The tweets regarding Kate Spade’s death are showing how much people still don’t understand mental illness. “Just goes to…
In the post accompanying the poem, she says,
The tweets regarding Kate Spade’s death are showing how much people still don’t understand mental illness. “Just goes to show you money can’t buy happiness.” “Just goes to show you money doesn’t cure heart disease.” See how silly that sounds? I’m not talking wealth disparities in treating mental illness, I’m talking viewing mental illness as a simple mood, emotion, or case of the sads that a box of chocolates and spa day can fix.
When people discuss suicide as morally wrong behaviour, it’s obvious they don’t understand mental illness. The brain, the part of the body that chooses suicide, is malfunctioning.
Getting help for mental illness while mentally ill is difficult because the part of the body that makes such decisions is sick. It’s like asking someone with a broken leg to walk to the hospital. Not always impossible, but very hard and not a matter of moral failure.
I am religious and understand that mental illness is a spectrum. One person being healthy enough to decide not to die is a place on the spectrum. Some people have the same convictions but still die because their sickness progressed beyond rational thought.
A person with strong morals who loves their family can die from suicide.

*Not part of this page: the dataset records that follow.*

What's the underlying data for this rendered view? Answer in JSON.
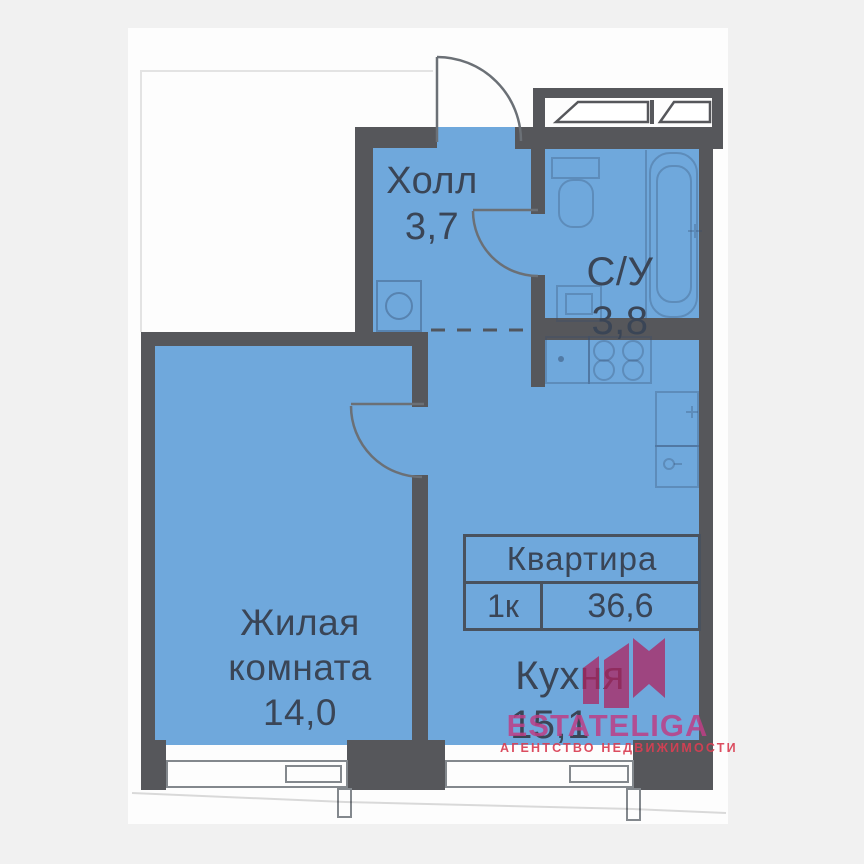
{
  "plan": {
    "type": "apartment-floor-plan",
    "rooms": {
      "hall": {
        "name": "Холл",
        "area": "3,7"
      },
      "bathroom": {
        "name": "С/У",
        "area": "3,8"
      },
      "living": {
        "name": "Жилая комната",
        "area": "14,0"
      },
      "kitchen": {
        "name": "Кухня",
        "area": "15,1"
      }
    },
    "summary": {
      "title": "Квартира",
      "rooms_label": "1к",
      "total_area": "36,6"
    },
    "fixtures": [
      "entry-door-swing",
      "bathroom-door-swing",
      "living-room-door-swing",
      "open-passage-dashed-line",
      "washing-machine",
      "toilet",
      "bathroom-sink",
      "bathtub",
      "kitchen-sink",
      "stove-4-burner",
      "kitchen-counter-units",
      "ventilation-shaft",
      "window-living-room",
      "window-kitchen"
    ]
  },
  "watermark": {
    "brand": "ESTATELIGA",
    "tagline": "АГЕНТСТВО НЕДВИЖИМОСТИ"
  },
  "colors": {
    "floor_blue": "#6fa8dc",
    "wall_gray": "#56575b",
    "label_text": "#3a4556",
    "logo_pink": "#bd3e86",
    "tagline_red": "#d93e52",
    "background": "#f1f1f1",
    "paper": "#fdfdfd"
  }
}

Maybe that’s a hard pill to swallow but it happens every day.
There are people who think making suicide a moral issue and shaming those who fall victim is an effective method of prevention. WRONG. Mentally ill people already feel like crap. Shame only prevents them from speaking up and getting help which increases their risk of death.

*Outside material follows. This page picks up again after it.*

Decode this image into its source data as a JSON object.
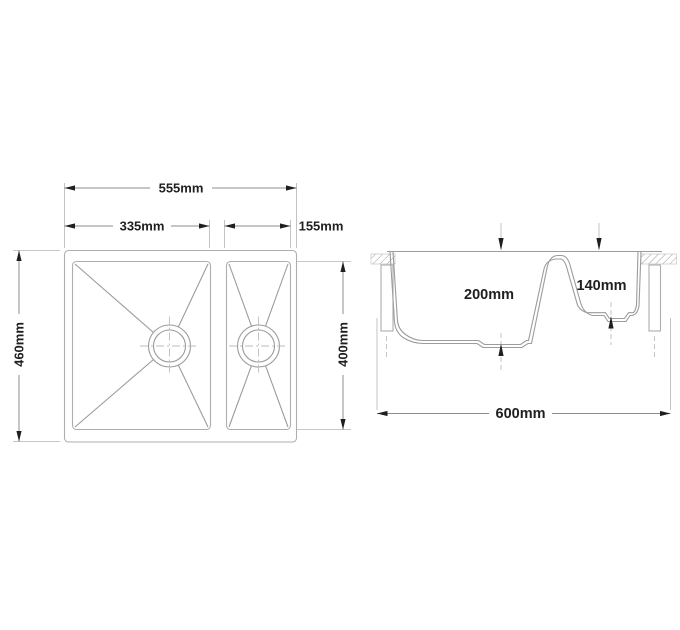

It’s not your fault you’re sick. We want you to win this battle. We want you to stay. Tell us how we can help. Tell me how I can help. Fight with whatever you have left.
I’m obviously not a doctor, I speak only from experience in terms of what has helped me and harmed me. I don’t know anything about Kate Spade- whether she suffered from illness and how, but I hope her soul is at rest and wish healing for her loved ones. I’m only talking about this because when suicide makes headlines, my first thought is my mental struggling people, you’re my people.
I wrote a poem called “A Little Longer” and wanted to save it for a book of poetry about mental illness, but I want to share it now for anyone who’s struggling to be here.
Please fight for yourself.
Mamas, let me appeal to you. If you struggle with depression, tell yourself NOW, before it gets bad, that depression is a LIAR. Your kids need you to stay a little longer. If you are having suicidal thoughts, please say them OUT LOUD. Say them out loud to your doctor. Say them out loud to your husband, your sister, your mother, your best friend. Say them out loud to the Lord. Say them and then ask for HELP. Tell whoever you said them to, that you don’t want to give in.
Please, stay a little longer with us.